00:05:30: Ursula Weidenfeld: Aber wir haben doch auch andere, ja, wie soll man das sagen, also Sie haben die Tüpfhyäne genannt, die hat ja nun wirklich jetzt überhaupt keinen engen Kontakt zu anderen Tieren. Die wird, in aller Regel lebt die in Freiheit und ist überhaupt kein bisschen eingesperrt. Trotzdem gibt es da ja auch Zoonosen, heißt das, also der Übergang von Viren aus Tieren zu anderen Tieren und dann zu Menschen.

00:05:53: Heribert Hofer: Also, Zoonosen sind es dann, wenn ein Krankheitserreger von Wirbeltieren auf den Menschen übertragen wird. Das ist einer der Gründe, warum eine der wichtigsten Krankheiten der Menschheit, nämlich Malaria, nicht als Zoonose gilt. Weil Malaria wird übertragen von den Moskitos, also von Wirbellosen. Das betrifft nur die Wirbeltiere, und die sind in der Tat interessant. Und diese Zoonosen nehmen auch seit dem Zweiten Weltkrieg, seitdem man die Datenerhebungen sehr viel besser gemacht hat, auch enorm zu.

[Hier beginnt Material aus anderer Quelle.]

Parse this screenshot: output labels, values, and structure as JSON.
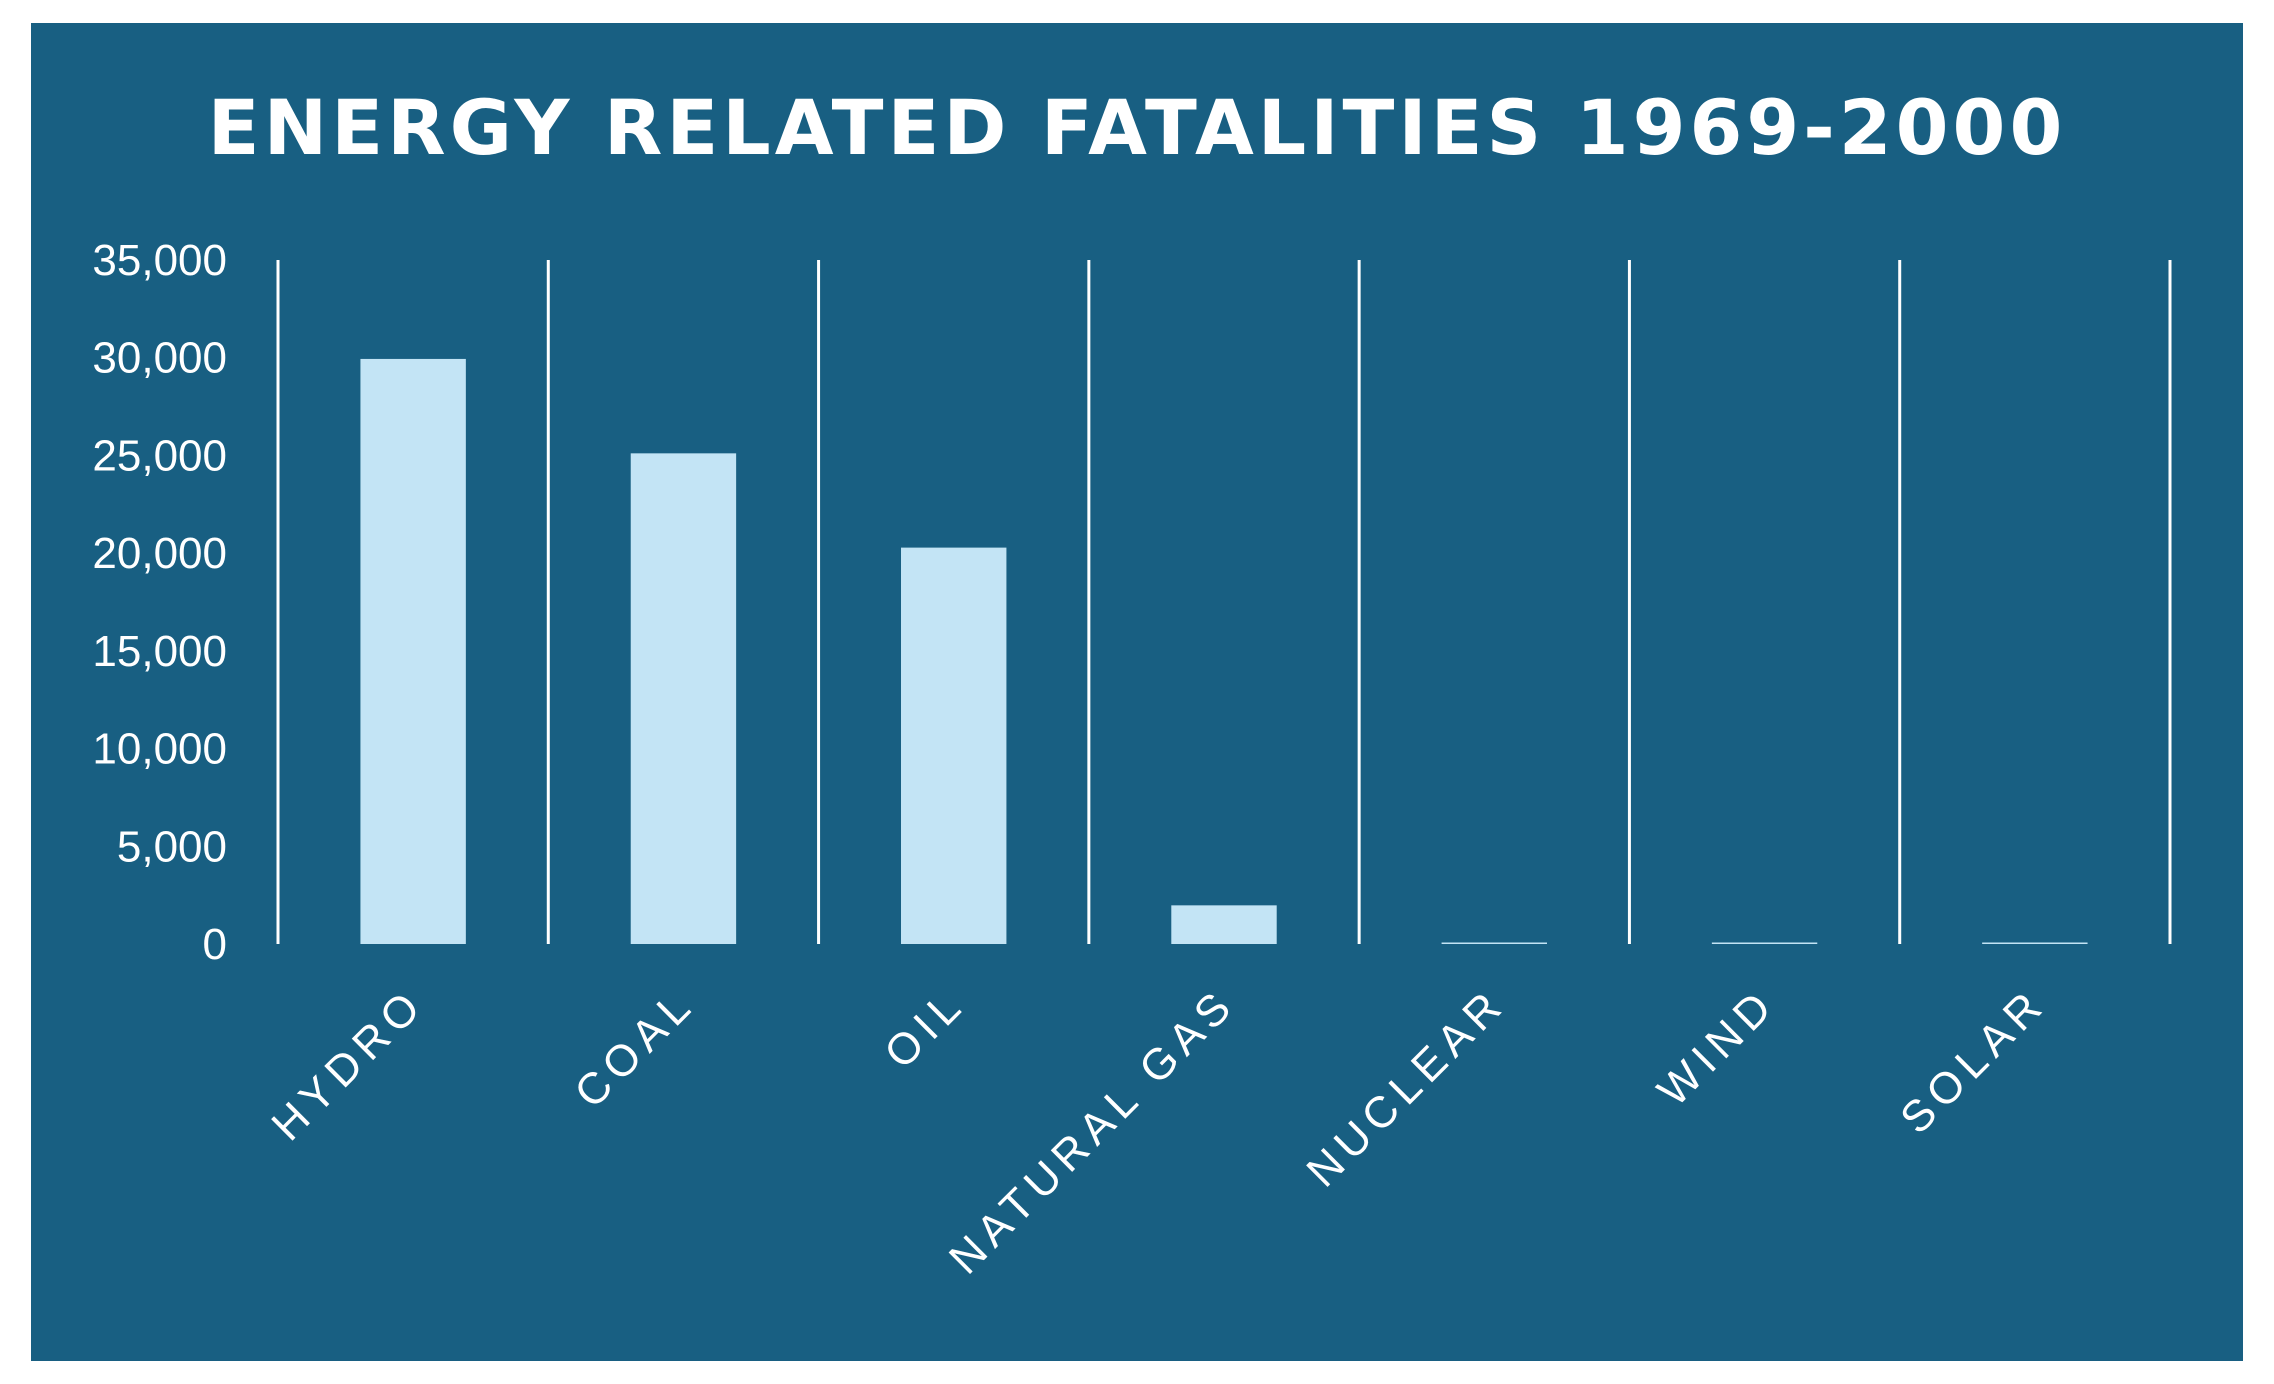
{
  "colors": {
    "background": "#185f82",
    "bar": "#c3e4f5",
    "text": "#ffffff",
    "gridline": "#ffffff"
  },
  "chart_data": {
    "type": "bar",
    "title": "ENERGY RELATED FATALITIES 1969-2000",
    "xlabel": "",
    "ylabel": "",
    "categories": [
      "HYDRO",
      "COAL",
      "OIL",
      "NATURAL GAS",
      "NUCLEAR",
      "WIND",
      "SOLAR"
    ],
    "values": [
      29938,
      25107,
      20283,
      1978,
      31,
      0,
      0
    ],
    "ylim": [
      0,
      35000
    ],
    "y_ticks": [
      0,
      5000,
      10000,
      15000,
      20000,
      25000,
      30000,
      35000
    ],
    "y_tick_labels": [
      "0",
      "5,000",
      "10,000",
      "15,000",
      "20,000",
      "25,000",
      "30,000",
      "35,000"
    ],
    "grid": "vertical separators between categories",
    "legend": "none"
  }
}
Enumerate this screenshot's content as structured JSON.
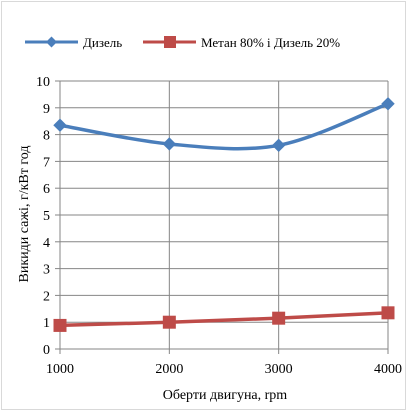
{
  "chart_data": {
    "type": "line",
    "xlabel": "Оберти двигуна, rpm",
    "ylabel": "Викиди сажі, г/кВт год",
    "x": [
      1000,
      2000,
      3000,
      4000
    ],
    "xlim": [
      1000,
      4000
    ],
    "ylim": [
      0,
      10
    ],
    "xticks": [
      1000,
      2000,
      3000,
      4000
    ],
    "yticks": [
      0,
      1,
      2,
      3,
      4,
      5,
      6,
      7,
      8,
      9,
      10
    ],
    "grid": true,
    "legend_position": "top",
    "series": [
      {
        "name": "Дизель",
        "values": [
          8.35,
          7.65,
          7.6,
          9.15
        ],
        "color": "#4a7ebb",
        "marker": "diamond",
        "smooth": true
      },
      {
        "name": "Метан 80% і Дизель 20%",
        "values": [
          0.88,
          1.0,
          1.15,
          1.35
        ],
        "color": "#be4b48",
        "marker": "square",
        "smooth": false
      }
    ]
  }
}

00:06:22: Ursula Weidenfeld: Ist das nur eine Frage, dass man die Daten jetzt besser kennt? Oder nehmen sie wirklich mehr zu, weil Menschen mit Tieren enger zusammenkommen als früher? Weil die Weltbevölkerung zunimmt? Weil Menschen zunehmend in Städten wohnen? Weil es vielleicht in einem Fall in China ungewöhnliche Ernährungsgewohnheiten gibt. Auf der anderen Seite sieht man ja zum Beispiel in Afrika bei Ebola: Da hat es ja nichts damit zu tun, dass es irgendwie ungewöhnlich enge Beziehungen zwischen Schimpansen und Menschen gäbe, sondern da kommen eben einfach nur die Dörfer, rücken vor in den Urwald und kommen den Affen näher, so.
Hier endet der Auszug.